The Voyages of Lord Seaton to the Seven Planets
- Author: Marie-Anne de Roumier-Robert
- Language: French
- Genre: Science fiction
- Publication date: 1765
- Publication place: France

= The Voyages of Lord Seaton to the Seven Planets =

1765 novel by Marie-Anne de Roumier-Robert

The Voyages of Lord Seaton to the Seven Planets is a 1765 romantic utopian novel by Marie-Anne de Roumier-Robert. In the form of travel literature through the Solar System, this novel addresses innovative feminist themes for the time.

== Summary ==
Marie-Anne Robert describes a journey made by a heroine, Monime, guided by a genius named Zachiel.

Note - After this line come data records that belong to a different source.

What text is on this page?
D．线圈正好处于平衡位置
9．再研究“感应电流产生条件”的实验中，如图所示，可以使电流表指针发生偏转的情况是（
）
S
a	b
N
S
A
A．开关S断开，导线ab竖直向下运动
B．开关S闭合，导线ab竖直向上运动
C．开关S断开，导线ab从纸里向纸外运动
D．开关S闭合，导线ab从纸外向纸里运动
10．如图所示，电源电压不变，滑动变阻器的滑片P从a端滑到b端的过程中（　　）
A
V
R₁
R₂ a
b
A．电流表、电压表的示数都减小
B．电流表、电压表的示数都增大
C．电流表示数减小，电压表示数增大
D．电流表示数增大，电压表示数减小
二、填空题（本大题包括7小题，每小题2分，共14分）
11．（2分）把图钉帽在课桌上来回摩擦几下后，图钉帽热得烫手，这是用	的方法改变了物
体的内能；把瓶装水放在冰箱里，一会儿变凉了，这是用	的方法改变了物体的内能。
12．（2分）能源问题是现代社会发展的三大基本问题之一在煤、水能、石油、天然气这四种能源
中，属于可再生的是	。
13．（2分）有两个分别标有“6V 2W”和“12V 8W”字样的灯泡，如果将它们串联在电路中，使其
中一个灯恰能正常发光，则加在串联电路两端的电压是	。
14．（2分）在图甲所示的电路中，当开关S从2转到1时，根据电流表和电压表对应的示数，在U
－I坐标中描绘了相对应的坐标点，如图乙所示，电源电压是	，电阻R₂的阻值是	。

This initiatory journey which takes her into space to visit seven planets is supposed to teach her the skills she needs for her royal destiny.

== Analysis ==
The novel is a bildungsroman in which the heroine tours the solar system. She discovers people who demonstrate different failings of humanity, such as frivolity, a taste for war, a taste for money or the cult of science. Her journey takes her to Saturn where she discovers an ideal, hardworking and caring society.

Guided by feminist ideas, Marie-Anne Robert deplores female ignorance, at the origin of the submission of women in society. She describes an egalitarian society established on Venus, where the education of women allowed them to occupy all public positions.

At the end of her journey, Monime, grown by her experience and her wisdom, decides to return to Earth to recover her father's throne. Marie-Anne Robert thus demonstrates that women are completely equal to men in their capacity to achieve great deeds through their will and courage, contrary to the beliefs of contemporary thinkers. The emancipation of women no longer becomes an obscure and guilt-inducing idea, but rather a force which must lead to a utopian society.